Rice, now 35, testified Thursday that his next memory after putting on his shoes at home was riding in a police helicopter to a hospital, and that someone on the helicopter told him there had been a vehicle accident. “The first thing out of my mouth was, ‘Did somebody run into my living room?’” he recalled.

Rice said he was still in the hospital about 10 days later when his parents told him what had happened.

“I felt horrible,” he said. “I’m not the kind of person to harm anybody.”

Rice said he moved to Florida later in the year.

“I was getting threats, murder threats,” he said. “It was easier to leave the situation, and no more incidents would occur.”

He did return to St.
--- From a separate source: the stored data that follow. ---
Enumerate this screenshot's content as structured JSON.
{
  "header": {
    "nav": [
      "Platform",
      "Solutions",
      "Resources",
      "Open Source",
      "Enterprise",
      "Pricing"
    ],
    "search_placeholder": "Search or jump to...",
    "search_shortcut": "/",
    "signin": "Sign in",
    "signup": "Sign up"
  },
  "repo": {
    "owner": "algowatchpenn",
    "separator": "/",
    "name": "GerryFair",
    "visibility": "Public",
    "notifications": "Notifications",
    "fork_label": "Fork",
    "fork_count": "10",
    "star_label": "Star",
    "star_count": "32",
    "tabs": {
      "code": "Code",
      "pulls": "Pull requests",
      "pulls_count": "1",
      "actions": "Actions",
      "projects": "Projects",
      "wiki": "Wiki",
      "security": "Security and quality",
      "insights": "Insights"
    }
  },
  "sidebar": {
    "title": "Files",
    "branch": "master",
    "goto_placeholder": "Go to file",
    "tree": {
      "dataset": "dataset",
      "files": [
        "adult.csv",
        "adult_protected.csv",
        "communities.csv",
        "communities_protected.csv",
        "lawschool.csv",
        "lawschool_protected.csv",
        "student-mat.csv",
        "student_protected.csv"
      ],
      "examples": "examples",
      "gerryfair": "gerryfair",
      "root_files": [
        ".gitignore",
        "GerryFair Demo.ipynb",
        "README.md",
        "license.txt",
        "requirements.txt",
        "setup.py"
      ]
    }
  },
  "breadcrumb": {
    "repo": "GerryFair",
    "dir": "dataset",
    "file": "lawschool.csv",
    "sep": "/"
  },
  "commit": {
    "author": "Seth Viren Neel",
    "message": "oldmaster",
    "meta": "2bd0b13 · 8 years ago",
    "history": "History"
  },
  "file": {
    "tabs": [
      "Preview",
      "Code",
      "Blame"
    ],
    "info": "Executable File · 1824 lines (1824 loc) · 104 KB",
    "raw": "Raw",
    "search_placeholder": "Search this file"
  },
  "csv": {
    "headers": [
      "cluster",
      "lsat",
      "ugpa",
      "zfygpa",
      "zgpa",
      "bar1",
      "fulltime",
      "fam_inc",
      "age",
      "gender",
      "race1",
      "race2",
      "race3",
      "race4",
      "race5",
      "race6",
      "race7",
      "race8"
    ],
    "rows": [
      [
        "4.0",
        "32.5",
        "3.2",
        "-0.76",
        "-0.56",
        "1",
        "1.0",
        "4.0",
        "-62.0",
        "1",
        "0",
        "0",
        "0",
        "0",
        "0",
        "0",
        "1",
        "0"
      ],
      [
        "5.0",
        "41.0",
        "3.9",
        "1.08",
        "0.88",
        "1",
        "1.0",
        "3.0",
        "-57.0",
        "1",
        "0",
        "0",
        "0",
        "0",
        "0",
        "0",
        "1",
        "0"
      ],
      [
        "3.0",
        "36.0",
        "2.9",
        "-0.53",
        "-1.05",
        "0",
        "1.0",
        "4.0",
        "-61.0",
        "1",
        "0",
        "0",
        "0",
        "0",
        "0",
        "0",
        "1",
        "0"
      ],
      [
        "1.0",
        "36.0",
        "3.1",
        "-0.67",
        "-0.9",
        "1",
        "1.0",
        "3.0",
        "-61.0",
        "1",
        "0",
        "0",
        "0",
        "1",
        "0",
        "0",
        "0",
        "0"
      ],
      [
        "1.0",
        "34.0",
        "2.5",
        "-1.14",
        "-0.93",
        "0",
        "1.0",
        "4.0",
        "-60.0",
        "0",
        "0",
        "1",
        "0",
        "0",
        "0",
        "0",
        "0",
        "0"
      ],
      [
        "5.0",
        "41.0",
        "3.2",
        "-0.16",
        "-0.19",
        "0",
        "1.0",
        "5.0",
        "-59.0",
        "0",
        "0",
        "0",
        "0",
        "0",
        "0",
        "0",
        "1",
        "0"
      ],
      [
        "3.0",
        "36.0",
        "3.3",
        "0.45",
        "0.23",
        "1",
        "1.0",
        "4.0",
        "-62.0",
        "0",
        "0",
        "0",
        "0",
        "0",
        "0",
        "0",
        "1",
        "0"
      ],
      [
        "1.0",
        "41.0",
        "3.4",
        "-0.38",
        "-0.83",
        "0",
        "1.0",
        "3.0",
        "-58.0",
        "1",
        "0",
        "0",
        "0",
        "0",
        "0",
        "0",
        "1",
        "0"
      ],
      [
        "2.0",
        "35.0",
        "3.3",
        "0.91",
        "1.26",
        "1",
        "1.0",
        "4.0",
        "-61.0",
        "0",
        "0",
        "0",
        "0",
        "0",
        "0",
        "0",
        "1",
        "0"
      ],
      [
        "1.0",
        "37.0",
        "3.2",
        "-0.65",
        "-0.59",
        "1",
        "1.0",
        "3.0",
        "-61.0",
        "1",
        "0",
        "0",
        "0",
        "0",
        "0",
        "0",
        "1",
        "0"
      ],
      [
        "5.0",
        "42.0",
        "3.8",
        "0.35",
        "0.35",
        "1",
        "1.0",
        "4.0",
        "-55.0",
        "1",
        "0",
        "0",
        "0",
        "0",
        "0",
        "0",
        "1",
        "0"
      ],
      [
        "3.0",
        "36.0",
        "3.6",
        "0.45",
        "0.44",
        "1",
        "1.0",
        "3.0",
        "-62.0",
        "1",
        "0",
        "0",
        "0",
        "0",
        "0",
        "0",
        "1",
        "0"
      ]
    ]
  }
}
Mary’s last winter, to be further questioned by police, before grand jurors indicted him.

Caspar questioned Rice on how regularly he checks his blood-sugar level, and he replied that he checks it four or five times a day.

Before he left the witness stand, Rice stood up and turned toward the families of the people hurt and killed in the series of collisions to apologize. “I would like to say I’m sorry,” Rice said.

In earlier testimony, Michael Thomas of Lexington Park testified Wednesday that he saw Rice sitting in the truck at the softball field in Great Mills shortly before the series of collisions occurred.

“He didn’t seem like Bobby to me,” Thomas testified. “I was talking about softball. But he seemed like he was someplace else.”

Thomas testified that he did not know that his friend had diabetes. “I wish I had,” he said.

In addition, Donald DeGraves, a paramedic who responded to the fatal crash, testified Wednesday that Rice was unaware of his surroundings and unaware of what had happened, consistent with a diabetic disorder from his low blood sugar, which was indicated by a test at the scene.

“They can make a decision, but you can’t rely on a good decision,” DeGraves said. “You’re probably not coherent to what decision you’re making.”

The judge said, “I don’t know how anyone can make a decision that they’re not aware of. You choose a course of conduct.”